El guerrero quedó paralizado, presa del extravío que provocaban en su mente el miedo y su incapacidad para comprender el comportamiento del hechicero. También Crysania espió la retirada de Raistlin sin acertar a moverse, hasta que un tumulto de voces en el exterior rompió las cavilaciones de ambos. Meneando la cabeza, el general imitó a su hermano, si bien, antes de salir, manifestó su resolución respecto a la sacerdotisa.
—Si es cierto que hemos de ponernos en pie de guerra, no tendré tiempo para ocuparme de ti —apuntó, tajante, aunque sin mirarla—. Como antes he indicado, no estarías segura en una tienda individual y, por consiguiente, seguirás en ésta. No te importunaré. Empeño en ello mi honor.
Concluidas sus palabras, fue a conferenciar con sus soldados.
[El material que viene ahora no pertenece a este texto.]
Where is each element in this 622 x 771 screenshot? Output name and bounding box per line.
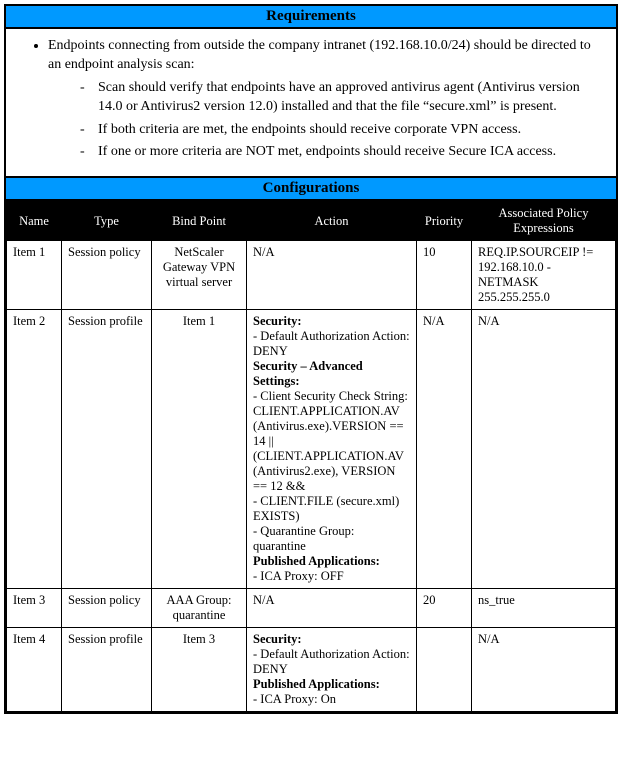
cell-action: Security: - Default Authorization Action… (247, 628, 417, 712)
requirement-sub: If one or more criteria are NOT met, end… (80, 143, 598, 162)
cell-action: N/A (247, 589, 417, 628)
requirement-sub: Scan should verify that endpoints have a… (80, 79, 598, 117)
cell-name: Item 1 (7, 241, 62, 310)
action-heading: Security: (253, 314, 410, 329)
action-line: - Default Authorization Action: DENY (253, 329, 410, 359)
action-line: - Client Security Check String: CLIENT.A… (253, 389, 410, 494)
cell-expr: REQ.IP.SOURCEIP != 192.168.10.0 -NETMASK… (472, 241, 616, 310)
cell-expr: ns_true (472, 589, 616, 628)
table-row: Item 4 Session profile Item 3 Security: … (7, 628, 616, 712)
cell-type: Session profile (62, 310, 152, 589)
action-heading: Security: (253, 632, 410, 647)
cell-priority: 10 (417, 241, 472, 310)
action-heading: Published Applications: (253, 677, 410, 692)
th-action: Action (247, 202, 417, 241)
cell-name: Item 3 (7, 589, 62, 628)
action-heading: Security – Advanced Settings: (253, 359, 410, 389)
configurations-header: Configurations (6, 176, 616, 201)
th-type: Type (62, 202, 152, 241)
cell-bind: Item 3 (152, 628, 247, 712)
action-line: - CLIENT.FILE (secure.xml) EXISTS) (253, 494, 410, 524)
cell-bind: Item 1 (152, 310, 247, 589)
cell-priority (417, 628, 472, 712)
table-header-row: Name Type Bind Point Action Priority Ass… (7, 202, 616, 241)
cell-name: Item 4 (7, 628, 62, 712)
cell-bind: AAA Group: quarantine (152, 589, 247, 628)
cell-type: Session policy (62, 589, 152, 628)
action-line: - Quarantine Group: quarantine (253, 524, 410, 554)
action-line: - ICA Proxy: On (253, 692, 410, 707)
cell-action: Security: - Default Authorization Action… (247, 310, 417, 589)
th-name: Name (7, 202, 62, 241)
cell-action: N/A (247, 241, 417, 310)
th-expr: Associated Policy Expressions (472, 202, 616, 241)
action-heading: Published Applications: (253, 554, 410, 569)
cell-expr: N/A (472, 628, 616, 712)
requirements-body: Endpoints connecting from outside the co… (6, 29, 616, 176)
requirements-header: Requirements (6, 6, 616, 29)
requirement-main-text: Endpoints connecting from outside the co… (48, 38, 591, 72)
cell-expr: N/A (472, 310, 616, 589)
requirement-main: Endpoints connecting from outside the co… (48, 37, 598, 162)
th-bind: Bind Point (152, 202, 247, 241)
cell-priority: 20 (417, 589, 472, 628)
cell-name: Item 2 (7, 310, 62, 589)
cell-type: Session policy (62, 241, 152, 310)
table-row: Item 1 Session policy NetScaler Gateway … (7, 241, 616, 310)
table-row: Item 2 Session profile Item 1 Security: … (7, 310, 616, 589)
action-line: - ICA Proxy: OFF (253, 569, 410, 584)
table-row: Item 3 Session policy AAA Group: quarant… (7, 589, 616, 628)
action-line: - Default Authorization Action: DENY (253, 647, 410, 677)
config-table: Name Type Bind Point Action Priority Ass… (6, 201, 616, 712)
document-container: Requirements Endpoints connecting from o… (4, 4, 618, 714)
requirement-sub: If both criteria are met, the endpoints … (80, 121, 598, 140)
cell-type: Session profile (62, 628, 152, 712)
cell-priority: N/A (417, 310, 472, 589)
th-priority: Priority (417, 202, 472, 241)
cell-bind: NetScaler Gateway VPN virtual server (152, 241, 247, 310)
Teñidas sus mejillas de un intenso sonrojo, fruto de la vergüenza y de una exasperación que le impedía articular las palabras, la dama se concedió unos segundos para serenarse antes de asomarse, a su vez, al campamento. Una fugaz mirada a los centinelas le reveló que, pese a cuidar tanto ella como Caramon de no gritar, su discusión había llegado a sus oídos.
Ignorando la actitud socarrona, la malsana curiosidad de los guardianes, oteó el panorama y descubrió el lejano revoloteo de una túnica negra en la espesura que los circundaba. Entró rauda en la tienda, recogió su capa y, tras echársela sobre los hombros, se alejó en aquella dirección.
Caramon la vio adentrarse en el bosque y, aunque nada sabía de la huida de Raistlin, intuyó el motivo de aquel repentino impulso. Quiso llamarla, evitar que desapareciera entre los pinos. En principio ningún peligro la acechaba en la arboleda que crecía prístina en la falda de los montes Carnet, mas, en un tiempo tan incierto, era mejor no aventurarse.